In general, we believe this approach to liquidity – sacrificing some near-term flexibility for the sake of returns and predictability – is appropriate given the time horizon advantage of most E&Fs. That said, we also believe that the ideal liquidity profile for any endowment or foundation is highly institution-specific and should be chosen with several different considerations.

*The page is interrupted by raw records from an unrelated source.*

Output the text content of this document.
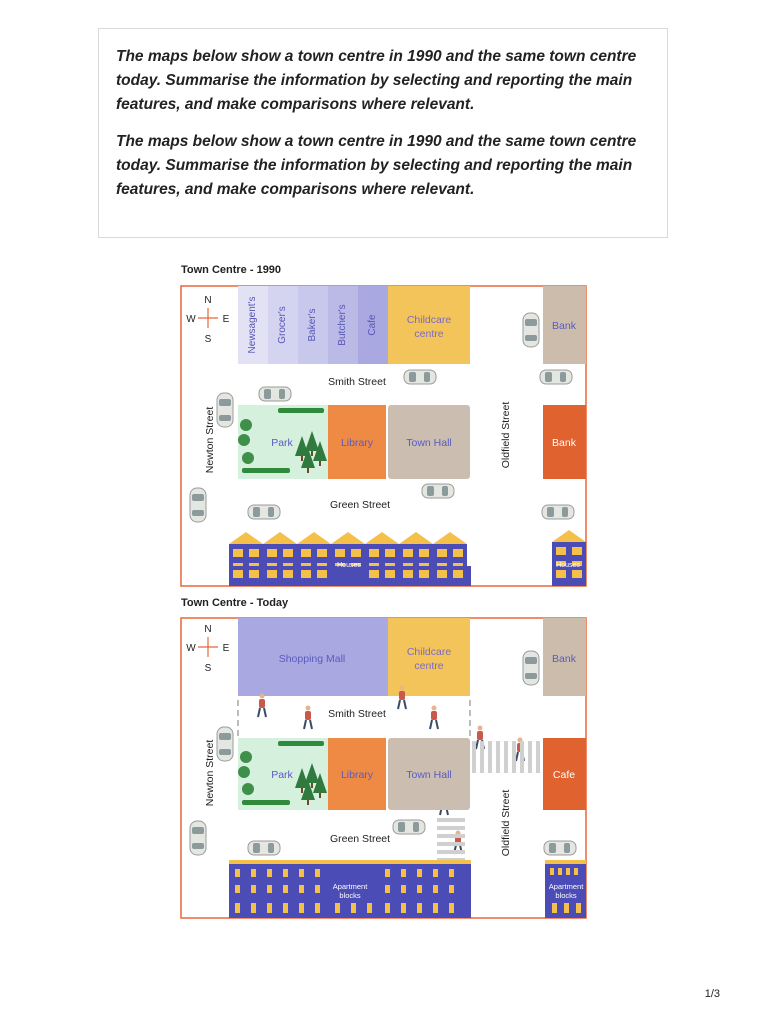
The maps below show a town centre in 1990 and the same town centre today. Summarise the information by selecting and reporting the main features, and make comparisons where relevant.

The maps below show a town centre in 1990 and the same town centre today. Summarise the information by selecting and reporting the main features, and make comparisons where relevant.

Town Centre - 1990
N
S
E
W	Newsagent's Grocer's Baker's Butcher's Cafe	Childcare
centre
Bank
Smith Street
Park	Library	Town Hall	Bank
Newton Street	Oldfield Street
Green Street
Houses	Houses
Town Centre - Today
N
S
E
W
Shopping Mall
Childcare
centre
Bank
Smith Street
Park	Library	Town Hall	Cafe
Newton Street
Oldfield Street
Green Street
Apartment
blocks
Apartment
blocks
1/3
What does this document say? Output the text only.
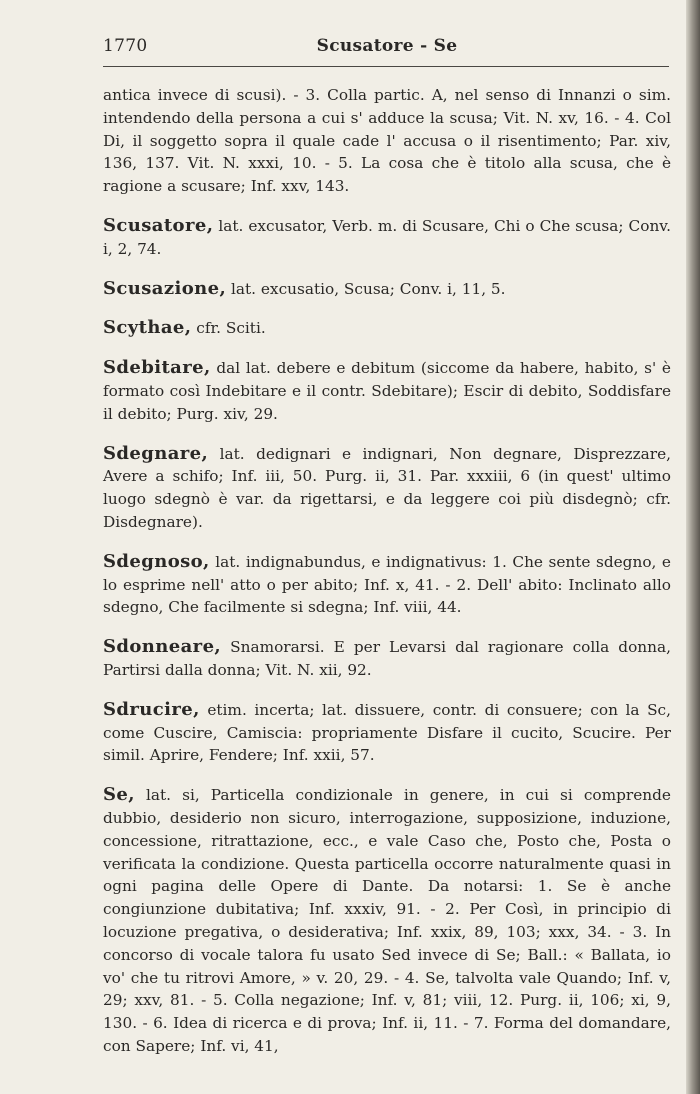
1770	Scusatore - Se

antica invece di scusi). - 3. Colla partic. A, nel senso di Innanzi o sim. intendendo della persona a cui s' adduce la scusa; Vit. N. xv, 16. - 4. Col Di, il soggetto sopra il quale cade l' accusa o il risentimento; Par. xiv, 136, 137. Vit. N. xxxi, 10. - 5. La cosa che è titolo alla scusa, che è ragione a scusare; Inf. xxv, 143.

Scusatore, lat. excusator, Verb. m. di Scusare, Chi o Che scusa; Conv. i, 2, 74.

Scusazione, lat. excusatio, Scusa; Conv. i, 11, 5.

Scythae, cfr. Sciti.

Sdebitare, dal lat. debere e debitum (siccome da habere, habito, s' è formato così Indebitare e il contr. Sdebitare); Escir di debito, Soddisfare il debito; Purg. xiv, 29.

Sdegnare, lat. dedignari e indignari, Non degnare, Disprezzare, Avere a schifo; Inf. iii, 50. Purg. ii, 31. Par. xxxiii, 6 (in quest' ultimo luogo sdegnò è var. da rigettarsi, e da leggere coi più disdegnò; cfr. Disdegnare).

Sdegnoso, lat. indignabundus, e indignativus: 1. Che sente sdegno, e lo esprime nell' atto o per abito; Inf. x, 41. - 2. Dell' abito: Inclinato allo sdegno, Che facilmente si sdegna; Inf. viii, 44.

Sdonneare, Snamorarsi. E per Levarsi dal ragionare colla donna, Partirsi dalla donna; Vit. N. xii, 92.

Sdrucire, etim. incerta; lat. dissuere, contr. di consuere; con la Sc, come Cuscire, Camiscia: propriamente Disfare il cucito, Scucire. Per simil. Aprire, Fendere; Inf. xxii, 57.

Se, lat. si, Particella condizionale in genere, in cui si comprende dubbio, desiderio non sicuro, interrogazione, supposizione, induzione, concessione, ritrattazione, ecc., e vale Caso che, Posto che, Posta o verificata la condizione. Questa particella occorre naturalmente quasi in ogni pagina delle Opere di Dante. Da notarsi: 1. Se è anche congiunzione dubitativa; Inf. xxxiv, 91. - 2. Per Così, in principio di locuzione pregativa, o desiderativa; Inf. xxix, 89, 103; xxx, 34. - 3. In concorso di vocale talora fu usato Sed invece di Se; Ball.: « Ballata, io vo' che tu ritrovi Amore, » v. 20, 29. - 4. Se, talvolta vale Quando; Inf. v, 29; xxv, 81. - 5. Colla negazione; Inf. v, 81; viii, 12. Purg. ii, 106; xi, 9, 130. - 6. Idea di ricerca e di prova; Inf. ii, 11. - 7. Forma del domandare, con Sapere; Inf. vi, 41,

  • How reliant is the institution on its endowment to fund operations? Some nonprofit institutions rely primarily on fundraising, grants, and other revenue sources to pay their operating expenses, allowing their endowments to accrue as long-term rainy day funds that supply only a small percentage of their annual budget. Other institutions rely more heavily on endowment spending to support operations, with the majority of annual spending derived from endowment payouts. In the latter case, liquidity is far more important; in the event of a downturn or externally triggered budget crisis, locked-up capital will be inaccessible to serve as a stopgap, forcing the institution to consider debt or severely underfund its operations.
  • How easily can spending be adjusted in a downturn? In addition to being less reliant on their endowments for budgetary needs, some institutions are more flexible than others in their ability to temporarily reduce spending without disrupting their core missions. Those that can afford to cut costs during a downturn – whether by trimming staff or paring back programming – or to lean on additional grants or fundraising to cover shortfalls, as described earlier, can likewise afford less liquidity.
  • What are the institution’s liquidity sources? With the aforementioned qualitative considerations in mind, institutions should conduct a full accounting of their current sources of liquidity, project their future distributions and commitments, and stress test their projected liquidity in a variety of scenarios. How much liquidity is derived from grants vs. operations? Lines of credit? What are the expected distributions from and commitments to private investments? Institutions should be comfortable that they can maintain enough liquidity, even in a market downturn, to service all their commitments.

Ironically, very few for-profit entities operate with the same permanence of the endowments and foundations they serve. However, at BBH, where we have just celebrated our 204th birthday, we consider a permanent time horizon to be one of our founding principles, and we invest our nonprofit clients’ capital accordingly. Unsurprisingly, this approach is driven by the same equity-biased portfolios and multidecade focus on capital preservation that we pursue for our taxable clients. At the same time, however, effective endowment investing also requires thoughtful attention to near-term concerns like spending, liquidity, and stability – which often vary on an institution-by-institution basis. BBH seeks to balance both as we steward our E&F clients to their own bicentennials and beyond.

1 The minimum “distributable amount” is calculated by the Internal Revenue Service based on the minimum investment return of the foundation, reduced by the sum of any income taxes and increased by certain other adjustments.
2 This is a simplified spending model based on end-of-year values; most institutions “smooth” spending by utilizing three- or five-year averages.